I am writing an AWS Lambda function which needs to download files from AWS S3, unzips the file and returns the content in the form of a string.
I am trying this
function getObject(key){
var params = {
Bucket: "my-bucket",
Key: key
}
return new Promise(function (resolve, reject){
s3.getObject(params, function (err, data){
if(err){
reject(err);
}
resolve(zlib.unzipSync(data.Body))
})
})
}
But getting the error
Error: incorrect header check
at Zlib._handle.onerror (zlib.js:363:17)
at Unzip.Zlib._processChunk (zlib.js:524:30)

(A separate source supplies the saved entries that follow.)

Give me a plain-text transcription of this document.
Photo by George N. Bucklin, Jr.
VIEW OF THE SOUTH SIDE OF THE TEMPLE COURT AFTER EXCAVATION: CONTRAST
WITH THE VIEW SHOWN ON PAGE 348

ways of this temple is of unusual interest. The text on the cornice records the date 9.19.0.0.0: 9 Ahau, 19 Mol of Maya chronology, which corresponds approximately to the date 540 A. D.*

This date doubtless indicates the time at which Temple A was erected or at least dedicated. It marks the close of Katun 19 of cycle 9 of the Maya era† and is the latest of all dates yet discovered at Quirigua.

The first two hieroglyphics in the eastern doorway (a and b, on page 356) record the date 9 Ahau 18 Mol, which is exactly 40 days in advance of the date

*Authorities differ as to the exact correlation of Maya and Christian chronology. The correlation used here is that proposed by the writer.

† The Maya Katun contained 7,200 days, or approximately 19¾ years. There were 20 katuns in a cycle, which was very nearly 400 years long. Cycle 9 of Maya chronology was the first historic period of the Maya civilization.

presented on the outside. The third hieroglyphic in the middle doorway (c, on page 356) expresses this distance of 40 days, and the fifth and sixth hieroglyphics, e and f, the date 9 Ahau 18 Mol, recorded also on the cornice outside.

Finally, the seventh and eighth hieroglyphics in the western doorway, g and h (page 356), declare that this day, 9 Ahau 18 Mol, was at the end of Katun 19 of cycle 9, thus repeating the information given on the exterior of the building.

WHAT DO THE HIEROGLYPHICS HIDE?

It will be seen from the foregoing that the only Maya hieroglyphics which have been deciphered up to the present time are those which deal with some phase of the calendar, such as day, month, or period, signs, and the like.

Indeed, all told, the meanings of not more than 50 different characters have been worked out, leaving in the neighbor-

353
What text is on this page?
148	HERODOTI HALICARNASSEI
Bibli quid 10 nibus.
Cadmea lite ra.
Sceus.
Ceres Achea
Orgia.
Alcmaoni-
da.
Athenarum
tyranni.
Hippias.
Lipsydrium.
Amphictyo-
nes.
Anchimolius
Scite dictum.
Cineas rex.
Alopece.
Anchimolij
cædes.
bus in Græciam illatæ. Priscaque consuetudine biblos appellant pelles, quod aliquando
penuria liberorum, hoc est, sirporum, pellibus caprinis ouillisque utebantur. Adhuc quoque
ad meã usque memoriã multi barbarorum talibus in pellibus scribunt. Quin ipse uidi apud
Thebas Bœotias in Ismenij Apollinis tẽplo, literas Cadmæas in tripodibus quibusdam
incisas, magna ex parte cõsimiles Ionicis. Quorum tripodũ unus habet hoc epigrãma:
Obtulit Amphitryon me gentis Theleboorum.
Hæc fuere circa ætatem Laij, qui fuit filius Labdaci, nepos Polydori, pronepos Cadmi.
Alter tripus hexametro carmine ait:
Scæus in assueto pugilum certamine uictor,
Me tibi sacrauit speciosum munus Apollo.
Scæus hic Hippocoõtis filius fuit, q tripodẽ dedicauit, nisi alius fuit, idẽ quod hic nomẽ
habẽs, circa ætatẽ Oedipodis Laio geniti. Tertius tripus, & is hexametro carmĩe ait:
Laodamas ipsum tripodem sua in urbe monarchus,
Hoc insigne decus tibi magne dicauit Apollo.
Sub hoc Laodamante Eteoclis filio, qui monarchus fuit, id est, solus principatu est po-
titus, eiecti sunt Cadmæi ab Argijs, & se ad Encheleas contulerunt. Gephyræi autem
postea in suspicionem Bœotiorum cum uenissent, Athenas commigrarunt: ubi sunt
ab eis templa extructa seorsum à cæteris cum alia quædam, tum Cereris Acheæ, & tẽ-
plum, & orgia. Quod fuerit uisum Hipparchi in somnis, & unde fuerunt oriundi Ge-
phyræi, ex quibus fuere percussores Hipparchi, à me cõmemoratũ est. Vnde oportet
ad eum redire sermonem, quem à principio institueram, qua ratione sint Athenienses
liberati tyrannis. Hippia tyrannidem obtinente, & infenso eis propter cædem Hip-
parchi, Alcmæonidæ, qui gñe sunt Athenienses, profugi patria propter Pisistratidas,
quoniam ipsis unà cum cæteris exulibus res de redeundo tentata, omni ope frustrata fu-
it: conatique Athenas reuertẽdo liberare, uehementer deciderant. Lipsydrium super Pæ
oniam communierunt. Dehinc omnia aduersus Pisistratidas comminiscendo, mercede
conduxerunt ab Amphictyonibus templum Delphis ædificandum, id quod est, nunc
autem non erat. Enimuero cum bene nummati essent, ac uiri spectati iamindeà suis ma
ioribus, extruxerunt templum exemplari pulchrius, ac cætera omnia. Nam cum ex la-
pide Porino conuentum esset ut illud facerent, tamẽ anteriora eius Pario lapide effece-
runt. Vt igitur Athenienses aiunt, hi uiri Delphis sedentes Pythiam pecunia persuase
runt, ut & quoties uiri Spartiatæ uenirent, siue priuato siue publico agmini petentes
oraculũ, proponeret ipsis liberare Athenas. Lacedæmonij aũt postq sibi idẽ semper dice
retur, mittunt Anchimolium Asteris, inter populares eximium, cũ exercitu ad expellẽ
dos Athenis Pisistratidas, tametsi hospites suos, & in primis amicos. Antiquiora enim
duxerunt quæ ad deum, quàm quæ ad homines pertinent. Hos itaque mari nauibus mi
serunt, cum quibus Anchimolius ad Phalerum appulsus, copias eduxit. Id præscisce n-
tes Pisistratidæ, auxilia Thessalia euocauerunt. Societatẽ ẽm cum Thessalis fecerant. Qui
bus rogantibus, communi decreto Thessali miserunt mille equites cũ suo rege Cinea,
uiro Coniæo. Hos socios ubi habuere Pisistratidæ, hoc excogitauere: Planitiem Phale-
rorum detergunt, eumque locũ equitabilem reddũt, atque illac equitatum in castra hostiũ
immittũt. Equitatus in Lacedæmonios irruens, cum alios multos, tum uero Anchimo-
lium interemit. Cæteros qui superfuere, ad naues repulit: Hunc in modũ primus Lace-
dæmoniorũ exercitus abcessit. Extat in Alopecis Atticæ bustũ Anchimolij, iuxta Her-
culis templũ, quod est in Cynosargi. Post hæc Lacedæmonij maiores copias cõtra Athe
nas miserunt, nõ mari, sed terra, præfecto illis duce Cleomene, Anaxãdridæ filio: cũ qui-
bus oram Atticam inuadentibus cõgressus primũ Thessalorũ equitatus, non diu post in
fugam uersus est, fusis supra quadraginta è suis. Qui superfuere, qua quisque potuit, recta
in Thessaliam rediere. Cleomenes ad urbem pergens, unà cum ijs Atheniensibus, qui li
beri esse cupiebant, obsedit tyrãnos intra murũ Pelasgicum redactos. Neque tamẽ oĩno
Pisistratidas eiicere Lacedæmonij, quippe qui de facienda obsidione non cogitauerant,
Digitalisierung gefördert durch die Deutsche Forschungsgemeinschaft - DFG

at zlibBufferSync (zlib.js:239:17)
The data looks like this
{ AcceptRanges: 'bytes',
LastModified: 'Wed, 16 Mar 2016 04:47:10 GMT',
ContentLength: '318',
ETag: '"c3xxxxxxxxxxxxxxxxxxxxxxxxx"',
ContentType: 'binary/octet-stream',
Metadata: {},
Body: <Buffer 50 4b 03 04 14 00 00 08 08 00 f0 ad 6f 48 95 05 00 50 84 00 00 00 b4 00 00 00 2c 00 00 00 30 30 33 32 35 2d 39 31 38 30 34 2d 37 34 33 30 39 2d 41 41 ... >
}
The Body buffer contains zip-compressed data (this is identified by the first few bytes), which is not just plain zlib.
You will need to use some zip module to parse the data and extract the files within. One such library is yauzl which has a fromBuffer() method that you can pass your buffer to and get the file entries.